JPMorgan analysts, led by Nikolaos Panigirtzoglou, cautioned that this new approach introduces a potentially destabilizing “two-way” risk to the cryptocurrency market. They highlighted that Strategy has accounted for roughly 70% of total net digital asset inflows this year, so any sudden selling could ripple across Bitcoin markets. The bank also recommended that Strategy raise its cash reserves substantially—from the current coverage of 17 months of dividend and interest obligations to between 24 and 36 months—to reassure investors and reduce the pressure to liquidate Bitcoin holdings prematurely.

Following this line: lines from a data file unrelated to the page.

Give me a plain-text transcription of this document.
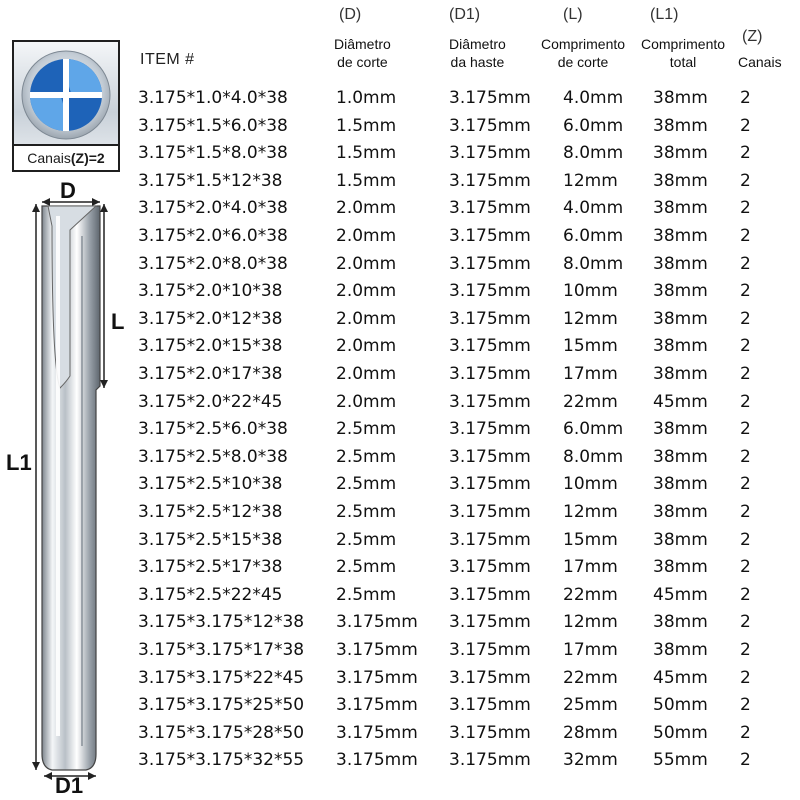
Canais (Z) =2
D
L
L1
D1
ITEM #
(D)
Diâmetro
de corte
(D1)
Diâmetro
da haste
(L)
Comprimento
de corte
(L1)
Comprimento
total
(Z)
Canais
3.175*1.0*4.0*38	1.0mm	3.175mm 4.0mm 38mm 2
3.175*1.5*6.0*38	1.5mm	3.175mm 6.0mm 38mm 2
3.175*1.5*8.0*38	1.5mm	3.175mm 8.0mm 38mm 2
3.175*1.5*12*38	1.5mm	3.175mm 12mm 38mm 2
3.175*2.0*4.0*38	2.0mm	3.175mm 4.0mm 38mm 2
3.175*2.0*6.0*38	2.0mm	3.175mm 6.0mm 38mm 2
3.175*2.0*8.0*38	2.0mm	3.175mm 8.0mm 38mm 2
3.175*2.0*10*38	2.0mm	3.175mm 10mm 38mm 2
3.175*2.0*12*38	2.0mm	3.175mm 12mm 38mm 2
3.175*2.0*15*38	2.0mm	3.175mm 15mm 38mm 2
3.175*2.0*17*38	2.0mm	3.175mm 17mm 38mm 2
3.175*2.0*22*45	2.0mm	3.175mm 22mm 45mm 2
3.175*2.5*6.0*38	2.5mm	3.175mm 6.0mm 38mm 2
3.175*2.5*8.0*38	2.5mm	3.175mm 8.0mm 38mm 2
3.175*2.5*10*38	2.5mm	3.175mm 10mm 38mm 2
3.175*2.5*12*38	2.5mm	3.175mm 12mm 38mm 2
3.175*2.5*15*38	2.5mm	3.175mm 15mm 38mm 2
3.175*2.5*17*38	2.5mm	3.175mm 17mm 38mm 2
3.175*2.5*22*45	2.5mm	3.175mm 22mm 45mm 2
3.175*3.175*12*38 3.175mm 3.175mm 12mm 38mm 2
3.175*3.175*17*38 3.175mm 3.175mm 17mm 38mm 2
3.175*3.175*22*45 3.175mm 3.175mm 22mm 45mm 2
3.175*3.175*25*50 3.175mm 3.175mm 25mm 50mm 2
3.175*3.175*28*50 3.175mm 3.175mm 28mm 50mm 2
3.175*3.175*32*55 3.175mm 3.175mm 32mm 55mm 2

While JPMorgan advocates for stronger cash buffers, not all industry analysts share this cautious outlook. Benchmark Equity Research maintained a Buy rating on Strategy’s stock, forecasting a significant price increase fueled by improved capital flexibility under the new policy. Benchmark’s analyst Mark Palmer described the framework as a strategic tool to manage capital during market stress, potentially benefiting shareholders. Strategy’s shares responded positively to the announcement, gaining momentum with a double-digit surge and a notable rise past the $100 mark shortly after the policy announcement.
Despite the recent rally in Strategy’s stock, JPMorgan’s warning underscores the delicate balance between liquidity management and market stability for large crypto holders. The firm’s call for enhanced cash reserves aims to provide a safeguard that could dampen the need for Bitcoin sales, which might otherwise amplify price swings in an already volatile market.